After Claire's death, a friend (a nurse named Sarah Dawidek) said both she and her husband had written to the procurator fiscal that Claire had told her she had been in a similar accident some months earlier; Webster had been driving while Claire was a passenger and their car ended up in a ditch.

Following Webster's conviction, Claire's family fought to have the inscription on her original headstone replaced with one that bore her maiden name and omitted any reference to her marriage (her original headstone stated "with loving thoughts of my dear wife").

Peter Morris, her brother, argued that it was "offensive" to have her married name on the headstone "as the marriage was designed towards murder."

The Council originally informed her family that Webster owned the grave and consequently they would have to seek his permission to relinquish ownership.

Morris refused stating: "To change my sister's headstone, I have to go and ask his permission to give me the grave. I'm not going to. I don't see why I should go cap in hand to a convicted murderer."

2014

His crimes were portrayed in the three-part ITV miniseries The Widower (2014).

Webster's father, Alexander Robertson Webster of Kincardine, Fife, had been the head of the Fraud Squad in the Metropolitan Police, holding the rank of Detective Chief Superintendent.

Malcolm's mother was Odette Blewett, a former nurse.

As a child, Webster was prone to pretending to faint, grew up largely sheltered, and his penchant for fires earned him the nickname 'Pyro'.

He left school at 15, with no qualifications.

Webster worked as a nurse, a bin man, a driver and an office clerk.

In his teens he lied about having cancer.

When he was 30, Webster worked in Tawam Hospital, on the children's ward in Abu Dhabi, UAE.

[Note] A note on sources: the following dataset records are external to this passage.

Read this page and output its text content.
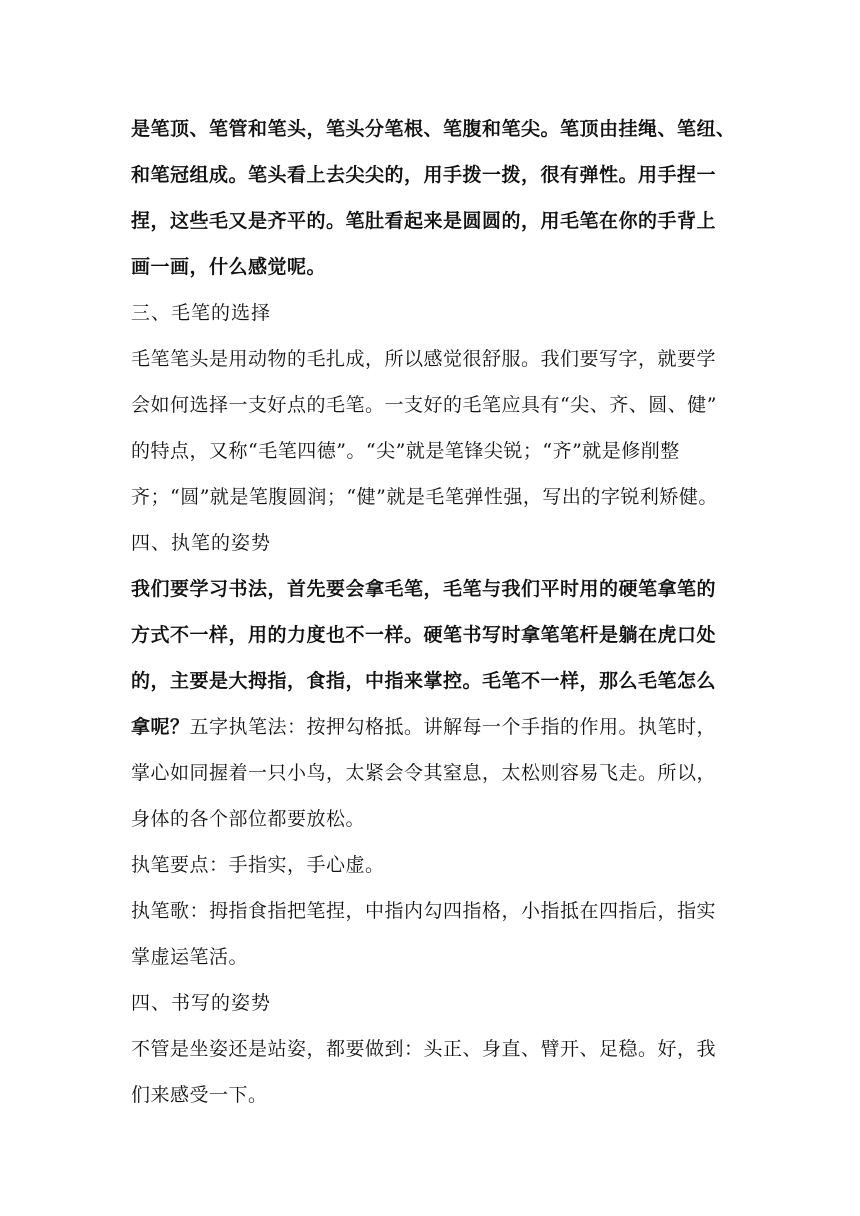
是笔顶、笔管和笔头，笔头分笔根、笔腹和笔尖。笔顶由挂绳、笔纽、
和笔冠组成。笔头看上去尖尖的，用手拨一拨，很有弹性。用手捏一
捏，这些毛又是齐平的。笔肚看起来是圆圆的，用毛笔在你的手背上
画一画，什么感觉呢。
三、毛笔的选择
毛笔笔头是用动物的毛扎成，所以感觉很舒服。我们要写字，就要学
会如何选择一支好点的毛笔。一支好的毛笔应具有“尖、齐、圆、健”
的特点，又称“毛笔四德”。“尖”就是笔锋尖锐；“齐”就是修削整
齐；“圆”就是笔腹圆润；“健”就是毛笔弹性强，写出的字锐利矫健。
四、执笔的姿势
我们要学习书法，首先要会拿毛笔，毛笔与我们平时用的硬笔拿笔的
方式不一样，用的力度也不一样。硬笔书写时拿笔笔杆是躺在虎口处
的，主要是大拇指，食指，中指来掌控。毛笔不一样，那么毛笔怎么
拿呢？五字执笔法：按押勾格抵。讲解每一个手指的作用。执笔时，
掌心如同握着一只小鸟，太紧会令其窒息，太松则容易飞走。所以，
身体的各个部位都要放松。
执笔要点：手指实，手心虚。
执笔歌：拇指食指把笔捏，中指内勾四指格，小指抵在四指后，指实
掌虚运笔活。
四、书写的姿势
不管是坐姿还是站姿，都要做到：头正、身直、臂开、足稳。好，我
们来感受一下。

Within six months he was forced to resign, following an investigation into the deaths of three children under his care.

All three children had been under six years old and died of cardiac failure (which is unusual for children that age).

Due to Islamic culture forbidding post-mortems, and favouring quick burials, there was insufficient evidence for a police investigation.

His former co-worker and girlfriend, Beth Brown, has stated that Webster's supervisors had discovered that he had been injecting himself with insulin and formed the opinion that he had killed the children with insulin injections.

It is reputed that his father (a senior police officer) used his influence to get his son out of the country.

Webster later denied the allegations.

Webster has been described as a "thief, liar and philanderer".

He habitually pursued relationships with women (usually wealthy ones) and relied on them to supplement his income.

Reportedly his favourite saying was "Why work hard yourself when someone could be doing it for you?"